Prosta domowa chałka. A nawet dwie.



 Przepisów na chałki znajdziecie na blogu dużo. Są chałki słodkie, pieczone w formie, tradycyjne żydowskie, fińskie, małe, które można potraktować jak bułeczki, o neutralnym smaku, które pasują do wytrawnych jak i słodkich dodatków, a także chałki nadziewane. Dzisiaj  mam dla  Was kolejny przepis. Na taką chałkę, która będzie się świetnie komponować z konfiturą, pastami, serem czy wędliną. 
Chałka jak to chałka, najlepiej smakuje w dniu upieczenia. Na drugi dzień można kromki opiec w tosterze, zrobić z nichtosty francuskie albo pudding.
Z przepisu wychodzi jedna duża chałka albo dwie mniejsze. 

My zjadamy jedną, a drugą kroję na kromki i mrożę, żeby wykorzystać innego dnia.

Przeważnie plotę chałkę jak warkocz z trzech pasm, tę zrobiłam z pięciu. Nie wychodzi mi to pięknie, ale czy to jest ważne...

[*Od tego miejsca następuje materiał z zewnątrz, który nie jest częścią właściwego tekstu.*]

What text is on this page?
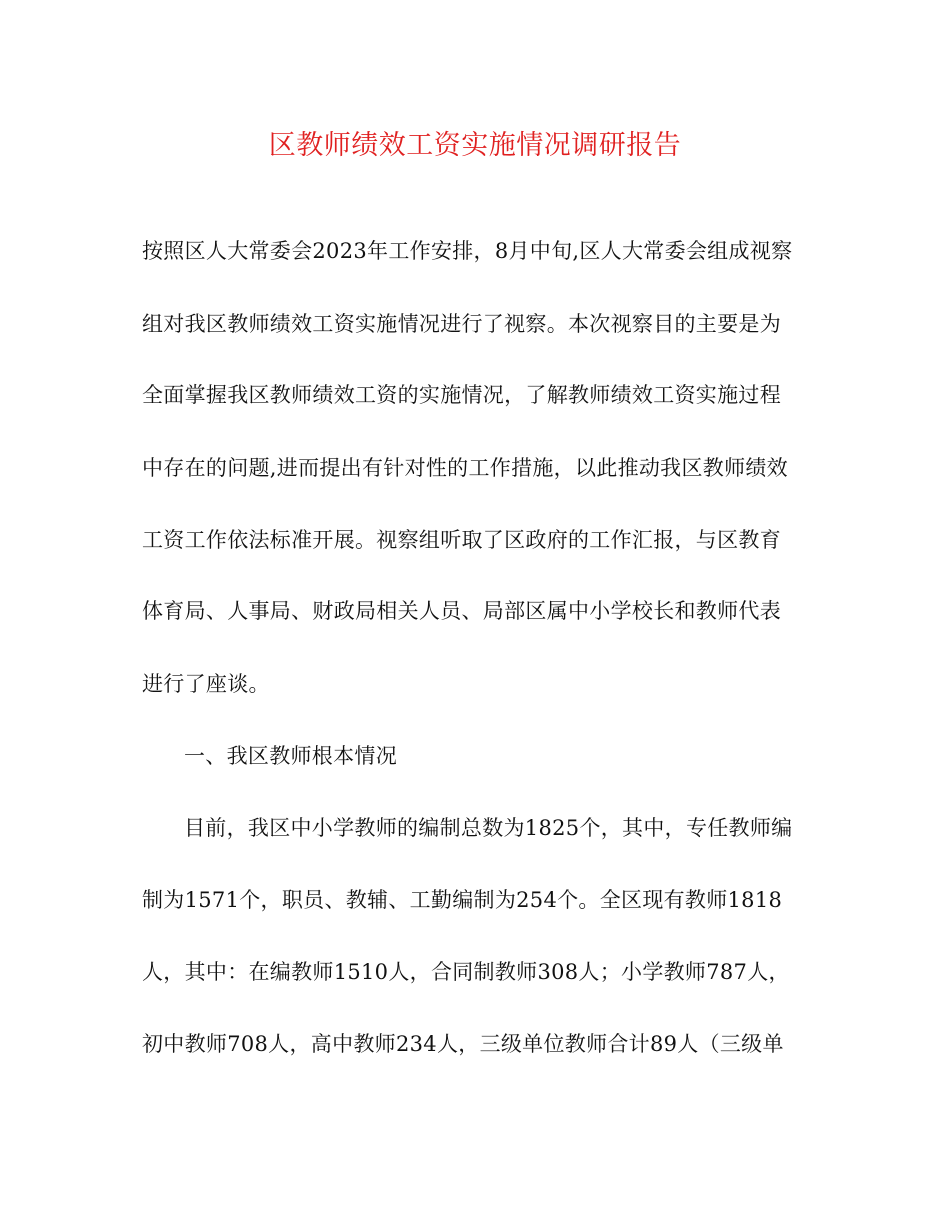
区教师绩效工资实施情况调研报告
按照区人大常委会2023年工作安排，8月中旬,区人大常委会组成视察
组对我区教师绩效工资实施情况进行了视察。本次视察目的主要是为
全面掌握我区教师绩效工资的实施情况，了解教师绩效工资实施过程
中存在的问题,进而提出有针对性的工作措施，以此推动我区教师绩效
工资工作依法标准开展。视察组听取了区政府的工作汇报，与区教育
体育局、人事局、财政局相关人员、局部区属中小学校长和教师代表
进行了座谈。
一、我区教师根本情况
目前，我区中小学教师的编制总数为1825个，其中，专任教师编
制为1571个，职员、教辅、工勤编制为254个。全区现有教师1818
人，其中：在编教师1510人，合同制教师308人；小学教师787人，
初中教师708人，高中教师234人，三级单位教师合计89人（三级单
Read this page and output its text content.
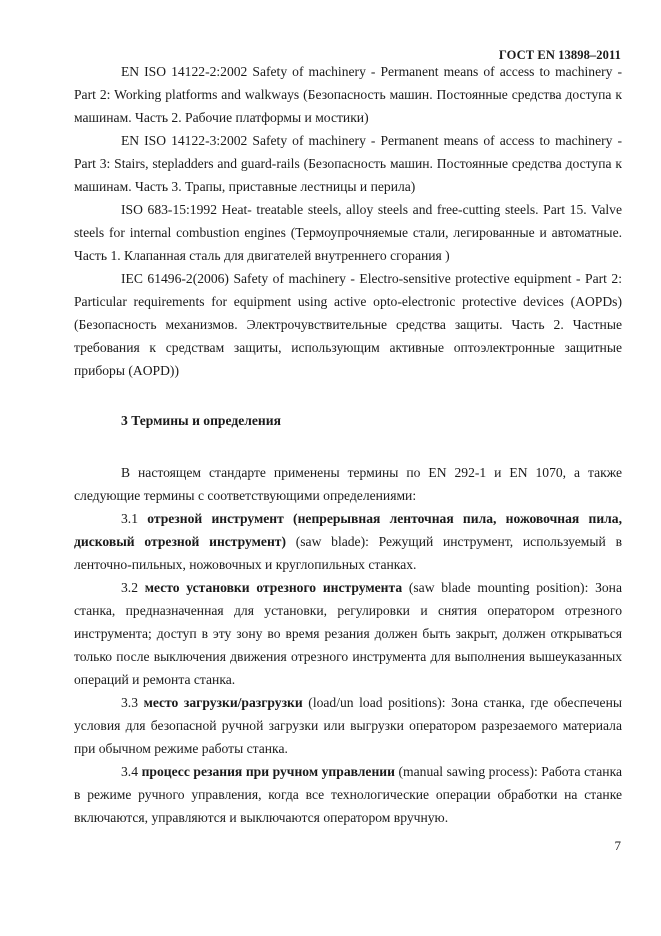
ГОСТ EN 13898–2011

EN ISO 14122-2:2002 Safety of machinery - Permanent means of access to machinery - Part 2: Working platforms and walkways (Безопасность машин. Постоянные средства доступа к машинам. Часть 2. Рабочие платформы и мостики)

EN ISO 14122-3:2002 Safety of machinery - Permanent means of access to machinery - Part 3: Stairs, stepladders and guard-rails (Безопасность машин. Постоянные средства доступа к машинам. Часть 3. Трапы, приставные лестницы и перила)

ISO 683-15:1992 Heat- treatable steels, alloy steels and free-cutting steels. Part 15. Valve steels for internal combustion engines (Термоупрочняемые стали, легированные и автоматные. Часть 1. Клапанная сталь для двигателей внутреннего сгорания )

IEC 61496-2(2006) Safety of machinery - Electro-sensitive protective equipment - Part 2: Particular requirements for equipment using active opto-electronic protective devices (AOPDs) (Безопасность механизмов. Электрочувствительные средства защиты. Часть 2. Частные требования к средствам защиты, использующим активные оптоэлектронные защитные приборы (AOPD))

3 Термины и определения

В настоящем стандарте применены термины по EN 292-1 и EN 1070, а также следующие термины с соответствующими определениями:

3.1 отрезной инструмент (непрерывная ленточная пила, ножовочная пила, дисковый отрезной инструмент) (saw blade): Режущий инструмент, используемый в ленточно-пильных, ножовочных и круглопильных станках.

3.2 место установки отрезного инструмента (saw blade mounting position): Зона станка, предназначенная для установки, регулировки и снятия оператором отрезного инструмента; доступ в эту зону во время резания должен быть закрыт, должен открываться только после выключения движения отрезного инструмента для выполнения вышеуказанных операций и ремонта станка.

3.3 место загрузки/разгрузки (load/un load positions): Зона станка, где обеспечены условия для безопасной ручной загрузки или выгрузки оператором разрезаемого материала при обычном режиме работы станка.

3.4 процесс резания при ручном управлении (manual sawing process): Работа станка в режиме ручного управления, когда все технологические операции обработки на станке включаются, управляются и выключаются оператором вручную.

7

TUTAJ znajdziecie przepis na żydowską chałkę 
TUTAJ znajdziecie przepis na sefardyjską chałkę pieczoną w formie
TUTAJ znajdziecie przepis na chałkę nadziewaną marcepanem  
TUTAJ znajdziecie przepis na małe chałki - bułeczki 
TUTAJ znajdziecie przepis na małe, mleczne, skandynawskie chałki 
TUTAJ znajdziecie przepis na pullę - fińską chałkę 
TUTAJ znajdziecie inny przepis na pullę - fińską chałkę 


Chałka śniadaniowa

520 g mąki pszennej typu 550
2 łyżki (30 g) drobnego cukru
1 płaska łyżeczka soli
15 g świeżych drożdży
2 łyżki oleju o neutralnym smaku
2 duże jajka
2 duże żółtka
200 ml ciepłej wody

wierzch
1 białko (lekko ubite)
mak, sezam, kruszonka...

W misce wymieszać wodę z drożdżami do rozpuszczenia. Dodać cukier, olej, lekko rozbełtane jajka i żółtka i sól. Lekko wszystko wymieszać i dodać mąkę. Miksować całość (najpierw na wolnych obrotach, a potem na szybkich) mikserem (końcówki haki) przez około 10 minut.
Ciasto przełożyć do drugiej czystej miski posmarowanej olejem, przykryć ściereczką i odstawić do wyrastania na około 1 godzinę. Wyrośnięte ciasto chwilę wyrabiać, żeby je odgazować je i przywrócić do początkowej objętości. Ponownie przykryć ściereczką i odstawić do kolejnego wyrastania na 40-50 minut. Po tym czasie wyjąć ciasto na podsypany lekko mąką blat, chwilę wyrabiać i podzielić na dwie części (jeżeli chcecie upiec 2 chałki). Z każdej części uformować 3 lub 5 wałeczków i upleść chałkę. Jeżeli pieczecie jedną dużą chałkę, to całość ciasta należy podzielić na 3 lub 5 wałeczków. 
Jeżeli chcecie upiec chałkę ze splotu 5 części, to najłatwiej spleść ją wykorzystując poniższe zdjęcie z ponumerowanymi wałeczkami i zaplatać według schematu:

1 wałek zawinąć na 3
2 wałek zawinąć na 3 
wałek zawinąć na 2

Uformowane chałki lub jedną dużą położyć na blasze wyłożonej papierem do pieczenia, przykryć ściereczką i odstawić do wyrastania na 40 - 60 minut.
Posmarować powierzchnię rozbełtanym jajkiem  i posypać makiem, sezamem lub kruszonką.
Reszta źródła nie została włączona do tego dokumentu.